Sylvera Louis : boxeur malgré tout

Le boxeur professionnel Sylvera Louis a le vent dans les voiles. Le club de boxe Underdog Gym, dont il est l’un des fondateurs, est en pleine expansion. Le club a emménagé dans ses nouveaux locaux, plus spacieux, le 13 mars dernier. Toutefois, la boxe n’a pas toujours été le plan de carrière de l’athlète. Il avait même abandonné ce sport dans sa jeunesse.

« J’ai fait de la boxe de 16 à 18 ans. J’ai arrêté à la suite d’une défaite. Mon ego en a pris un coup. Il a fallu sept ans avant que je remonte sur un ring », mentionne l’Angevin.

Au cours de cette période, l‘amour du sport était toujours présent. « La boxe me manquait, mais je remettais toujours mon retour au lendemain. Demain était la journée idéale pour recommencer l’entraînement », avoue-t-il.

Cette discipline était toute désignée pour l’athlète. Après avoir tenté sa chance au hockey, au basketball et même en patinage artistique, seule la boxe le satisfaisait. « Ce sport est le premier où j’ai eu du succès. De plus, ça m’aide à m’extérioriser, admet-il. Je suis un homme introverti qui refoule beaucoup ses émotions. La boxe m’a permis de travailler mon estime, tout en me libérant de mon agressivité. »

Le retour

Un événement précis dans la vie du boxeur a été déterminant dans sa carrière. L’athlète a été la cible de coups de feu.

« Je travaillais comme videur dans un club de Montréal avec mes frères. Un groupe de cinq individus a voulu se battre avec nous et nous avons répondu. L’un d’eux avait une arme. J’ai reçu un projectile dans la jambe. J’ai cru que j’allais mourir. Je me suis alors dit que se serait selon mes termes.

« J’ai poursuivi mes assaillants lorsqu’une autre personne m’a tiré dessus, cette fois-ci, avec un plus gros calibre, un 38 mm. La balle s’est logée dans mon avant-bras gauche. La douleur a été intense », raconte celui que l’on surnomme Sly.

La balle a brisé un os en deux et s’est déplacée jusqu’à son coude. Selon le médecin, un projectile de cette grosseur aurait dû traverser et broyer les os de Sylvera. « Nous avons toujours su que nous avions des gros os dans la famille. Mon frère en est le meilleur exemple, car c’est grâce à cette densité osseuse qu’il peut toujours boxer », mentionne Ludovic Louis, le grand frère de Sly.

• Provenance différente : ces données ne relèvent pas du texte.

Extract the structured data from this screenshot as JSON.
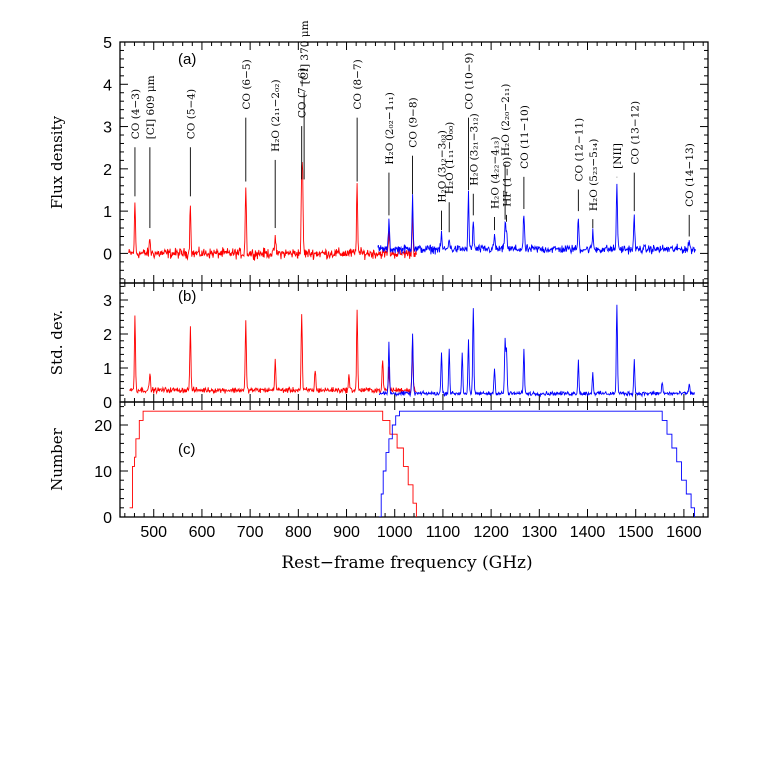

Cette aventure a été l’élément déclencheur qui a incité le boxer à renouer avec sa vraie passion : la boxe. En 2007, soit environ deux ans après l’altercation, son frère Ludovic, son ami d’enfance Alexandre et lui ouvrent le Underdog Gym sur la rue Sainte-Catherine.

Moins de trois semaines plus tard, Sly remontait sur le ring. « J’ai eu mon premier combat rapidement et je l’ai perdu. Cette fois-ci, j’ai continué à m’entraîner. Après un an, j’étais sur l’équipe canadienne de boxe amateur », affirme le boxeur de 29 ans.

La maladie

Sylvera a découvert, il y a deux ans, qu’il souffrait de diabète de type 1. Une maladie qui a marqué son parcours.

« Ça explique beaucoup de choses, comme mes baisses d’énergie et ma perte de sensibilité. Au secondaire, on me traitait souvent de lâche. En sport, des fois j’étais bon et des fois mauvais. Cette situation m’a amenée dans les disciplines individuelles, dont la boxe », explique-t-il.

Aujourd’hui, l’Angevin est classé troisième sur la scène professionnelle canadienne, chez les poids lourds. Il ne s’arrêtera pas là. « Cette année, je voudrais me battre pour une ceinture ou être premier au Canada », annonce-t-il. Ce qui est certain, conclut Sylvera, c’est qu’il ne quittera pas le monde de la boxe une deuxième fois.